Straws, Steps, and the Importance of Thinking Small
There is a famous Arabic proverb where a camel loaded beyond capacity collapses after a single straw too many, hence, ‘the straw that broke the camel’s back.’ The idea is a basic one: a small, seemingly inconsequential, event ends up having profound effects.
Exactly one hundred Fridays ago, I began posting on this blog. In my writing and research, I have been struck by one reoccurring theme: the simplicity and elegance of the single increment, the power of potentiality unleashed through a minute action.
“A journey of a 1000 miles must begin with the first step.” This quote is sometimes attributed to the Chinese philosopher Lao Tzu, but the concept also resonates in Daniel Coyle’s talent code, Anders Ericsson’s 10,000 hours rule, and BJ Fogg's tiny habit.
It’s the compounding effect of building on a single decision, and that crucial first step overcomes inertia for creating a new habit.
The process is understood: practice builds repetition, which in turn builds habit. Habit is really nothing more than mylenated neural code put into action. But, of course, knowing is not the same as doing.
Our lives are a complex dance of experience, interpreted through the lens of emotion, and it’s difficult in the moment to comprehend the swirl around us. Even when our goals and aspirations are clearly defined, actually getting there proves difficult.
It’s not the knowing; for the most part, we know what we should do or want to do. In some way, it is the very simplicity of that initial step that lures us away from it, as though somehow there has to be more to it than that.
And yet, maybe there isn’t. Water boils at 212 degrees Fahrenheit. At 211 degrees, all you have is really hot water.
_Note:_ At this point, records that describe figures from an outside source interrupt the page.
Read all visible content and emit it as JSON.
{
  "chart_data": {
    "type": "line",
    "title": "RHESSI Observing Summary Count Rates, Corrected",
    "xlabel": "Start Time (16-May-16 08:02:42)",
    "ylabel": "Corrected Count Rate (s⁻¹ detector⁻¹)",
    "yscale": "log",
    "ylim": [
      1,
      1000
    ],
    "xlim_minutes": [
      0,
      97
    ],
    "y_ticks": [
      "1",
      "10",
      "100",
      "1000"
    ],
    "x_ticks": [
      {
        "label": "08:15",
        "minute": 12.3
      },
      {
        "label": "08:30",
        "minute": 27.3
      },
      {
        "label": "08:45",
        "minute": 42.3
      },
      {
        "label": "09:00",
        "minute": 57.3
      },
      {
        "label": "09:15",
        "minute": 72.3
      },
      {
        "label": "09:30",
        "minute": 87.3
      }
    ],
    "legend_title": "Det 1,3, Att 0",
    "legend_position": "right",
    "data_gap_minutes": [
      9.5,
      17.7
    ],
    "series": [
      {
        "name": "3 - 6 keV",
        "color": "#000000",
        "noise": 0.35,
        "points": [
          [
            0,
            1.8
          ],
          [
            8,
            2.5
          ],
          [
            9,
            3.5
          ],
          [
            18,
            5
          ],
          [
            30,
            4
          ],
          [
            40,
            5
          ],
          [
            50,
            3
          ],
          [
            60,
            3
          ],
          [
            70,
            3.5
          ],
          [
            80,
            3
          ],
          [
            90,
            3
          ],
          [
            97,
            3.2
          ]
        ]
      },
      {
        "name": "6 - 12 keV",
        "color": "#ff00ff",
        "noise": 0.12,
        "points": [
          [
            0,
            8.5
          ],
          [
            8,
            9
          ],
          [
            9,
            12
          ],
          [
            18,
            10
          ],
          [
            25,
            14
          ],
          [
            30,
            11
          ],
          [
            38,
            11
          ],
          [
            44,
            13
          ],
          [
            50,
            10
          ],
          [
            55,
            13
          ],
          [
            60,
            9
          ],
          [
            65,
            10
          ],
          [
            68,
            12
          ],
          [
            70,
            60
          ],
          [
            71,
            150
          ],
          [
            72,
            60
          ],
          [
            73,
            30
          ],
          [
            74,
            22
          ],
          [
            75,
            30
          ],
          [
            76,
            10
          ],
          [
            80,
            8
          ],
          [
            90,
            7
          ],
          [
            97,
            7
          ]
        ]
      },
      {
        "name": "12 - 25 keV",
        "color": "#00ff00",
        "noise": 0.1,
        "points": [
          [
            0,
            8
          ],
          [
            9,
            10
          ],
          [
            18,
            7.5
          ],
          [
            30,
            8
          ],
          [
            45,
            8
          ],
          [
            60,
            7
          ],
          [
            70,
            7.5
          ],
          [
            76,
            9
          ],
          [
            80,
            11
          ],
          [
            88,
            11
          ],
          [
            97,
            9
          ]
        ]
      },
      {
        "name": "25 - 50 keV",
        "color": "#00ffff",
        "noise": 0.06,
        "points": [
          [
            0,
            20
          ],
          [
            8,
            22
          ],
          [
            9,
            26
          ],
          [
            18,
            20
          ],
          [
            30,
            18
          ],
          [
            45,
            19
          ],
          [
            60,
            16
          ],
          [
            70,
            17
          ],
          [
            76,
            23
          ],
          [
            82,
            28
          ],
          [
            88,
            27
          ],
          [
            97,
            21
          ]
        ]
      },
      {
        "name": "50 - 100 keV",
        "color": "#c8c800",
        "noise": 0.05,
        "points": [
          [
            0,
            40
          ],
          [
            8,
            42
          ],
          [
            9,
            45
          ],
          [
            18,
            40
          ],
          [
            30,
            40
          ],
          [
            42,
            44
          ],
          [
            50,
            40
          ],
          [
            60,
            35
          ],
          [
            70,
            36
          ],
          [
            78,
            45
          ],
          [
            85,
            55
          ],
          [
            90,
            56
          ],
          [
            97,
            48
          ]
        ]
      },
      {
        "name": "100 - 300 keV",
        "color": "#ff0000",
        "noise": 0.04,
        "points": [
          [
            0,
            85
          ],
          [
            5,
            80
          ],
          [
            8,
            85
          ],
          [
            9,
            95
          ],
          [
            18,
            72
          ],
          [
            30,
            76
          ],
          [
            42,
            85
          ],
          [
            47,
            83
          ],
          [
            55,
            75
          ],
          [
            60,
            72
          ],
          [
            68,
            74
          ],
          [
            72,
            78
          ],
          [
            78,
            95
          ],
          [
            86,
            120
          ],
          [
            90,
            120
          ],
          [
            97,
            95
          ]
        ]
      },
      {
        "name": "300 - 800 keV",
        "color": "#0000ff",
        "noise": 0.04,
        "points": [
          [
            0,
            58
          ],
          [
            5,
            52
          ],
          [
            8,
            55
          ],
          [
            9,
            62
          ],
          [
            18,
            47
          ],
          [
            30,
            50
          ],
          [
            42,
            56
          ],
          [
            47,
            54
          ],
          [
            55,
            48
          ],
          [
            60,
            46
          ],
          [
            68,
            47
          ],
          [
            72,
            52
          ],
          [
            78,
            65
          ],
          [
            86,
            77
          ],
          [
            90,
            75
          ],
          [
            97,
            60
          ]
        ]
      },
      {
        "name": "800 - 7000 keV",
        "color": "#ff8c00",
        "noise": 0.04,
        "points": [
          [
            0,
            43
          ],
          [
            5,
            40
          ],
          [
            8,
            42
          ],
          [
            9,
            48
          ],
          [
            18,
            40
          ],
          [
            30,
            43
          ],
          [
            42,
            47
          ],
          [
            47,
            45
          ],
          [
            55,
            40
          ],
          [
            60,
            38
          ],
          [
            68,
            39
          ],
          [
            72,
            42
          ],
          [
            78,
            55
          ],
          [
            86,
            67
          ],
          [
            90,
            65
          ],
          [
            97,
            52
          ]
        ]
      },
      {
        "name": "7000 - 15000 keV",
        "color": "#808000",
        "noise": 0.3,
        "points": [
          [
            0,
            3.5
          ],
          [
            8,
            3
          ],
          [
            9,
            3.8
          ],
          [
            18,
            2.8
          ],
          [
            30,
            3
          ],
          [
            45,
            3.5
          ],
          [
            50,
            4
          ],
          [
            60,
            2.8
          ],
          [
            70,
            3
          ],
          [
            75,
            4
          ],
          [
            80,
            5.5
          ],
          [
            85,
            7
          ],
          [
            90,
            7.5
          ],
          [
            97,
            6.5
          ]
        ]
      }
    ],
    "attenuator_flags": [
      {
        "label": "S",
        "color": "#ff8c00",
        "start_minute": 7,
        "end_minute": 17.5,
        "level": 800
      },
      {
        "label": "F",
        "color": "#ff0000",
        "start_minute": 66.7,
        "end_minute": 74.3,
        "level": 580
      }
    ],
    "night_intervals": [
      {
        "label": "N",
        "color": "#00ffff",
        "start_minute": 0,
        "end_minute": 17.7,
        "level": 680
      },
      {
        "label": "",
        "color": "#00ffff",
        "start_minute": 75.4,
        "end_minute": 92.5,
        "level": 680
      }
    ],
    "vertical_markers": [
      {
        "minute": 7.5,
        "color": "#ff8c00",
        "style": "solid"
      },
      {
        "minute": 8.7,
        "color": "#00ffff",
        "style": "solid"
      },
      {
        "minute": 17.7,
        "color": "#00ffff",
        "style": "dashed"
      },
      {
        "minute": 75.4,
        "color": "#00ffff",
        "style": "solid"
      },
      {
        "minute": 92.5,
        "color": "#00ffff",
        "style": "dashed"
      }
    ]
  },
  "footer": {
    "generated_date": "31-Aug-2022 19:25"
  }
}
Raise the temperature one degree and steam is generated, and steam has the power to run a city’s electrical grid.
Someone had to lay that first stone at the pyramid of Giza, Itzak Perlman had to run his bow across a violin string for the first time, Michael Jordan had to shoot his first layup, and Mark Twain had to write the first word in Huckleberry Finn.
As the process plays out, tiny steps build into something much greater than merely the sum of incremental parts. Nothing illustrates this better than a bird’s nest. Bits of debris, twigs and straw, when woven together, create an amazingly resilient and viable structure that has served our feathered friends for millions of years.
The straw that broke the camel’s back is a parable of warning (I suspect that’s how the camel understands it), but it can also be reframed as the awesome power contained in a single straw.
The last hundred weeks have been an interesting and rewarding journey. Thank you for taking a step down that road with me.
My sincere appreciation to my editor extraordinaire, Jessica. (Editor’s note: aw, thanks!)